Inevitably it was Charles who’d offered an olive branch. Fury, as Hanna knew all too well, was made of sterner stuff. He’d propped himself against the wall with his hands in his pockets, as Charles, beaming mildly through gold-rimmed spectacles, had praised the Advent idea. ‘It’s exactly the sort of thing I’d hoped for. I mean, of course the exhibit’s going to attract tourists. That was inevitable. But I wanted it to be a Lissbeg thing as well.’
‘Well, lots of people have said they’ll make a point of coming by each week. I think they like the idea that it’s a bit like a lucky dip.’
‘See, I love that. It’s how I always felt myself, whenever I flipped through the psalter.’
Suppressing her instinctive reaction to the idea of cas
ually flipping through a medieval treasure, Hanna ushered him up to the book in its case. ‘Would you like to do the page turn?’
‘No, go ahead, Miss Casey. You’ve got the professional touch.’
Clearly her suppressed reaction hadn’t gone unnoticed. In fact, she suspected that Charles might have chosen to provoke it, but his quizzical manner always made it hard to take offence.

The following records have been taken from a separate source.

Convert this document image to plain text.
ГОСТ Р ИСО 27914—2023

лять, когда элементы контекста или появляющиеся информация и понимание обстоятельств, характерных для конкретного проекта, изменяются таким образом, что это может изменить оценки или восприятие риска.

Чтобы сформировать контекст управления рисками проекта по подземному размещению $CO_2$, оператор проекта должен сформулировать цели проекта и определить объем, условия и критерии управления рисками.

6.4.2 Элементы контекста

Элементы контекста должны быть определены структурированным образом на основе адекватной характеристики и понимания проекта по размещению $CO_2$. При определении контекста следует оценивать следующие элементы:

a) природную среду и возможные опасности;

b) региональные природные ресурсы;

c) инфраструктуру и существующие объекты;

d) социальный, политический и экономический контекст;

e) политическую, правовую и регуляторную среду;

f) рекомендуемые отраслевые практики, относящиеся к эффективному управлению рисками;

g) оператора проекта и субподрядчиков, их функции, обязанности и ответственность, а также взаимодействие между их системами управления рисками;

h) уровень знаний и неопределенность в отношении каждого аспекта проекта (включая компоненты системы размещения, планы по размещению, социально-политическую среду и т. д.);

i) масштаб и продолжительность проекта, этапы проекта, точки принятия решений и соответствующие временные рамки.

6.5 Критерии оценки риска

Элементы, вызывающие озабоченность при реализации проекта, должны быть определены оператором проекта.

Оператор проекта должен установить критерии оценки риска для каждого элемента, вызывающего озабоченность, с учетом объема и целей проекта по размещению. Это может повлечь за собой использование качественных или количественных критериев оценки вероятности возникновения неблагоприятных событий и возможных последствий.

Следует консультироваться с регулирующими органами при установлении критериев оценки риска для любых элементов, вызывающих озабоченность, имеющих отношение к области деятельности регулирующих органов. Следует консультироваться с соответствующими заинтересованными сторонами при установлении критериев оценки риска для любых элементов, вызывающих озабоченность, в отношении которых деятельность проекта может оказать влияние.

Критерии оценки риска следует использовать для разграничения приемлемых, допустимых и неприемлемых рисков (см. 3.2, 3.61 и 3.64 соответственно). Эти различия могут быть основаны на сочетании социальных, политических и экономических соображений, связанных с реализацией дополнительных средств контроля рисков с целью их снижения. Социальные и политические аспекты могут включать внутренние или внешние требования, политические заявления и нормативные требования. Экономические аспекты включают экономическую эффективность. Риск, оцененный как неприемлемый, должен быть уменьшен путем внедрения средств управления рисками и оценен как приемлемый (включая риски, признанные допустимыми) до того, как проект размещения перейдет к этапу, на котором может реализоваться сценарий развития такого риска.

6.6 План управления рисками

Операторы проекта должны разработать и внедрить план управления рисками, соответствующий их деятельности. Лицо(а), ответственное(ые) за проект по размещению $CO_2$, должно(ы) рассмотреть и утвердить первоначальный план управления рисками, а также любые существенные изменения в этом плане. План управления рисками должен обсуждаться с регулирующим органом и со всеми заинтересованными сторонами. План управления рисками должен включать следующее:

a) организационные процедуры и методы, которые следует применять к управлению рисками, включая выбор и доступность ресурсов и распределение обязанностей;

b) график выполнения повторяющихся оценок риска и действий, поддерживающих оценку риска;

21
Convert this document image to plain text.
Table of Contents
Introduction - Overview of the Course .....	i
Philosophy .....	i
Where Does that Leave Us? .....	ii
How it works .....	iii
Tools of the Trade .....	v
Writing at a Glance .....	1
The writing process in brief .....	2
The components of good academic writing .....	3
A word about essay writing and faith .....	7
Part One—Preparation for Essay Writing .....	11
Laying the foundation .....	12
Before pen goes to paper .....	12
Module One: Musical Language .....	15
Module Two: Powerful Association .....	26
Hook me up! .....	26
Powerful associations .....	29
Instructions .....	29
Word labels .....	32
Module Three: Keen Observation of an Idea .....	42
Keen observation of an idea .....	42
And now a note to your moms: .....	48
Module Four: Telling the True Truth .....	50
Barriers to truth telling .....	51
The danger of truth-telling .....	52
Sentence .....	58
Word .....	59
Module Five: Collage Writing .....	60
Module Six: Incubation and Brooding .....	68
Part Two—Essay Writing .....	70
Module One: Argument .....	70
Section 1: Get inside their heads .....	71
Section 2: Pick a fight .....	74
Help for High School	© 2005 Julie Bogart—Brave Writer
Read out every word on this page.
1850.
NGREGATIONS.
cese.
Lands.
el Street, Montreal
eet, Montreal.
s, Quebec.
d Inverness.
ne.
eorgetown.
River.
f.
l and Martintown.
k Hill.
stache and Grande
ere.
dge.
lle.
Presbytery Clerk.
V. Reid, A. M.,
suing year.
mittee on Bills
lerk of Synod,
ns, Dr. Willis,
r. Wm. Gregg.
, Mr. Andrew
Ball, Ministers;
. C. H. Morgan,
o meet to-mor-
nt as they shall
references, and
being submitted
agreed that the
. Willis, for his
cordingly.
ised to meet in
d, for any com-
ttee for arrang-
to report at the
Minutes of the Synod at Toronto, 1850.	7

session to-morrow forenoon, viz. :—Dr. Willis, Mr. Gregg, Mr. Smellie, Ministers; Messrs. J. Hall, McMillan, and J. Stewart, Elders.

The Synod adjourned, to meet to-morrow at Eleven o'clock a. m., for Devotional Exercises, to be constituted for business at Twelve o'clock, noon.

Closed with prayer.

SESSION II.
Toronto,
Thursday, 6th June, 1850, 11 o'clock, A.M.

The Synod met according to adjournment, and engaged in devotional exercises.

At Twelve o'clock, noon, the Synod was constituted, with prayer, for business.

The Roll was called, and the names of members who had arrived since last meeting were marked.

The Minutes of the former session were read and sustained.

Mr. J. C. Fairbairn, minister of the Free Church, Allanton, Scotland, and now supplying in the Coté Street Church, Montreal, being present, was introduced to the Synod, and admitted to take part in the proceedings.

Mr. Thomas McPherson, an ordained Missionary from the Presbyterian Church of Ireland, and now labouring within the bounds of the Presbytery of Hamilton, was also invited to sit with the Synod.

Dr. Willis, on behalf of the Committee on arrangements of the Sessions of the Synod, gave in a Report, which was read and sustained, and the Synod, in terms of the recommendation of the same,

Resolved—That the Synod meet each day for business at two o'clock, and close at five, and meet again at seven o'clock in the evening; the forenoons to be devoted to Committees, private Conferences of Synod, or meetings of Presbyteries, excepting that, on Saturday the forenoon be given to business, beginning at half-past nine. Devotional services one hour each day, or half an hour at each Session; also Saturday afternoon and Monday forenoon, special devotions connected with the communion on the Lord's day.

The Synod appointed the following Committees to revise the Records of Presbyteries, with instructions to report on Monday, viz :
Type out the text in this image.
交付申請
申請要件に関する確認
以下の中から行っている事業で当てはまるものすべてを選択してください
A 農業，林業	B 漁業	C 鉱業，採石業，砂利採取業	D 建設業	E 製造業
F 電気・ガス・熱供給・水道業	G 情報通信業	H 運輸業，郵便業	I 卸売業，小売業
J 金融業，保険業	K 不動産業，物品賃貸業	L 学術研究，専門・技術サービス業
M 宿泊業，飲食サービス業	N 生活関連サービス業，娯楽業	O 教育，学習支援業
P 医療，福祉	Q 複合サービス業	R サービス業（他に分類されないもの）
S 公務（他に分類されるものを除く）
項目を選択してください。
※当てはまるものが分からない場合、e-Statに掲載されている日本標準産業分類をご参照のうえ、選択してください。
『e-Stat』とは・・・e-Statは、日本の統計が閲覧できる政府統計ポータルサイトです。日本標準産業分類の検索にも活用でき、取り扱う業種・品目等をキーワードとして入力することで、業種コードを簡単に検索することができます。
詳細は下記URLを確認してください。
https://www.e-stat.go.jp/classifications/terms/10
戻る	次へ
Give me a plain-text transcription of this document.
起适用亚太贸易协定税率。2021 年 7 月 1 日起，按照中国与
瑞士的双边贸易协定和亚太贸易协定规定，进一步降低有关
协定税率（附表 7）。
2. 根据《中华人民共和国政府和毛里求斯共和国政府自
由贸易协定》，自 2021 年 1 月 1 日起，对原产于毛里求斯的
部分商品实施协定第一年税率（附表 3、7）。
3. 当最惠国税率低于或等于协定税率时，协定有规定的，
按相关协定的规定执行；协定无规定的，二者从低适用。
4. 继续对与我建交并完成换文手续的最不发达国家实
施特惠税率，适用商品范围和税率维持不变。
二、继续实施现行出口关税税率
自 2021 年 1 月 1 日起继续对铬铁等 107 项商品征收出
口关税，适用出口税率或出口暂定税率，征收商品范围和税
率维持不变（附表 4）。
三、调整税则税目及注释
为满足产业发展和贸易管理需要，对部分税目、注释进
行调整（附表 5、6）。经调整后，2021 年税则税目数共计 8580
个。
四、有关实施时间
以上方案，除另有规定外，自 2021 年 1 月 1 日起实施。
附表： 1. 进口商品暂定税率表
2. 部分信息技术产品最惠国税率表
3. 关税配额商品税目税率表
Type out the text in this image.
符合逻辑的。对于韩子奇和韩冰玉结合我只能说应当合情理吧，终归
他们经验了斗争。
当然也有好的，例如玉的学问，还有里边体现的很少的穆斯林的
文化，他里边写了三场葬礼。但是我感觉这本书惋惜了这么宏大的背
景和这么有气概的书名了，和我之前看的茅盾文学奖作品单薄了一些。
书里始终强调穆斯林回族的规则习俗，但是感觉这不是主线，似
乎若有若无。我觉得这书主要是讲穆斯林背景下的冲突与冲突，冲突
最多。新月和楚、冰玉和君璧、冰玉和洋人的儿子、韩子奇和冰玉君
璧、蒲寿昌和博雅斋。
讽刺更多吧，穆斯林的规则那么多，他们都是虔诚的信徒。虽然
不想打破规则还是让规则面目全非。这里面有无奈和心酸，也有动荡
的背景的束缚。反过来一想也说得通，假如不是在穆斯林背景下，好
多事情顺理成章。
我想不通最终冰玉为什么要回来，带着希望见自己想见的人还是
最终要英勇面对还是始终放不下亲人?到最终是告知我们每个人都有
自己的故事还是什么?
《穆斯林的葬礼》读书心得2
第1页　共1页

The double-page spread she chose at random wasn’t highly coloured like the last one. Here the closely written words filled almost the entire space between the margins, which were blank. But illustrations had been marvellously incorporated into the written text. Facing each other on either page were two cloaked and barefoot warriors, waving swords. On their streaming cloaks were blocks of words, following the flowing shapes enclosed by the artist’s pen-strokes. It was a symphony in two colours, with the body text in black and the words incorporated into the drawings inked in rusty red, giving the warriors’ cloaks the appearance of tweed.
Pushing his gold-rimmed glasses onto his forehead, Charles had leaned in to look at it. ‘I don’t remember this one, though I thought I’d seen them all. Psalm One Hundred and Forty-nine. And these are the guys singing God’s praises with two-edged swords in their hands.’ Stepping back, he resumed his glasses and turned to Fury and Hanna. ‘By the look of it, whoever designed that page had seen a copy of the Qur’an. Or maybe heard someone describing one. You don’t get figurative illustration in a Qur’an, but you do get blocks of text used decoratively.’ He glanced back at the psalter. ‘You know what? I’ve always wondered if each psalm had a different committee deciding how it would look.’
Fury had snorted derisively. ‘I’d say that’s more than likely, given it was made round here. God, you couldn’t pick your nose in this place without a committee being set up to tell you how it’s done.’